Group helps women join forces to fund worthy projects

The team

Members of the 100 Strong Billings “vision team” are, left to right, Karen Grosz, Julie Koerber, Stella Fong, Haley Vannatta, Julie Seedhouse and Jessica Baldwin.

For years, Haley Vannatta wanted to start some kind of philanthropic or charitable program she could sponsor as the publisher of Yellowstone Valley Woman magazine.

She talked about different ideas with Julie Koerber, editor of the magazine, and with her husband and business partner, Jeremy Vannatta, “but nothing ever seemed to fit,” she said.

Then, about three years ago, Jeremy came home from a visit to the West Coast and told her about something he’d seen in Portland. It was called 100 Strong, an organization that harnessed the power of numbers by bringing together 100 women who would make a $100 donation every three months, and then meet quarterly to decide which nonprofit group’s capital project would receive funding that quarter.

The idea sounded promising, but for various reasons Vannatta took no action to pursue the concept for a couple of years. She decided it was time to get moving about a year ago, when she realized that the October 2017 issue of YVW would be her 100th.

She decided to organize a local version of the concept — 100 Strong Billings — and to officially launch it this month. That day is almost here. The official kick-off for 100 Strong Billings is set for Tuesday at 5:15 p.m. at the Petroleum Club, on the 22nd floor of the DoubleTree Hotel,  27 N. 27th St.

“It’s kind of sweeping the nation,” Vannatta said of the 100 Strong idea. “It’s a pretty big trend.”

And apparently it’s an idea a lot of women in Billings are interested in. An article in the August issue of YVW announced the founding of 100 Strong Billings, and soon after that the organizers started a Facebook page. They already have 50 signed-on members, 150 women who said on Facebook that they plan to attend the Tuesday launch and another 300 who say they’re interested.

“It’s great,” Vannatta said. “I don’t know that I go anywhere that I don’t hear people about talking this, or asking me questions about it.” Koerber, for her part, said they “have been completely blown away” by the response.

Vannatta organized the group by bringing together a “vision team,” starting with Julie Seedhouse, a real estate agent who was formerly a teacher and then the director of alumni relations for Montana State University Billings. Seedhouse and freelance writer Stella Fong are the team’s philanthropic and business networkers.

Koerber helps with communications; Jessica Baldwin, of, is the team’s technical expert; and Karen Grosz, the owner of Canvas Creek Teambuilding, serves as the team’s “dreamer.” Vannatta is the “marketing guru.”

100 Strong Billings will not be limited to 100 women, Vannatta said, but to as many as want to join. But each will be asked to make a $100 quarterly payment — or a $400 annual payment — and then to attend quarterly meetings to pick recipients of the group’s grants.

Any organization can apply for a grant if it meets the requirements: it must be a registered nonprofit whose mission is primarily to serve women and children, and it must use the money for a specific capital project — a new building, a new bus, a playground, etc. — and not for rent, payroll or other continuing expenses.

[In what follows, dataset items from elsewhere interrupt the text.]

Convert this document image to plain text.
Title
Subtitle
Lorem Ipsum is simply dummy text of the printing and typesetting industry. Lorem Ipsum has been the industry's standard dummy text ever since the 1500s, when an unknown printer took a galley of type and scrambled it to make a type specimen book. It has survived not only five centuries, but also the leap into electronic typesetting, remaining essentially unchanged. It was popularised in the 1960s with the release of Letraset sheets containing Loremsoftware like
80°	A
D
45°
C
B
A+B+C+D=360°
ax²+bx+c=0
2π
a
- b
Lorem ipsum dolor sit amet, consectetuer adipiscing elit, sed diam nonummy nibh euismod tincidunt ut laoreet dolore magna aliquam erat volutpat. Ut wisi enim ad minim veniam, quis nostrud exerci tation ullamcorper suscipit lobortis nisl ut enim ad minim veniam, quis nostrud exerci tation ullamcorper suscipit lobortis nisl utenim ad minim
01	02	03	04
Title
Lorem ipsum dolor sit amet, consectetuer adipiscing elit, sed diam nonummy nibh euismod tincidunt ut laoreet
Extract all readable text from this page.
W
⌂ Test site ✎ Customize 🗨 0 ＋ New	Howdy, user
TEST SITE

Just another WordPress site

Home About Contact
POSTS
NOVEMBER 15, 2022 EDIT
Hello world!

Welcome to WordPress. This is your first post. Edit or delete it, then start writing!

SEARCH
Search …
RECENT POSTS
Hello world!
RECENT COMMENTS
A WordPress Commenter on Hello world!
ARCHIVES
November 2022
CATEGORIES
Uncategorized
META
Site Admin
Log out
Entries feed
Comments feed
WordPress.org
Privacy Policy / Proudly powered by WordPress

Even if there were only 100 members donating $100 a quarter, Vannatta said, it probably would not be realistic to expect that there would be one Billings nonprofit every three months with a $10,000 project ready to go. That’s why 100 Strong Billings might find itself offering two or three grants some quarters, she said.

And because unused funds will go back into the kitty, it is conceivable that the group could on occasion make donations of considerably more than $10,000.

The “vision team” will review all applications and choose the top three “that most fit the mission” of 100 Strong Billings, Vannatta said. Members will then be invited to a quarterly meeting at which they will vote on which project or projects is to receive that quarter’s grant money.

For now, Vannatta said, 100 Strong Billings is open only to individual women. But because various businesses have asked about how they can help, Vannatta said they might take business donations and use that money to organize events like the quarterly meetings, which would help the group meet its goal of giving 100 percent of member donations to qualifying nonprofits.

The group has not previously been able to accept memberships, Vannatta said, but it is now partnering with the Montana Community Foundation, a nonprofit that can accept funds, act as a trustee and disperse grants to qualifying organizations.

People who want to join 100 Strong Billings can sign up at the Tuesday launch or do so online.

Vannatta said the best thing about the 100 Strong concept is that it gives women of relatively modest means a chance to be part of something that funds important community projects. Few women can go to a charity ball and write a check for $10,000, she said.

But a lot of women can join forces and donate $100 every three months.

“They can be part of something much bigger,” she said.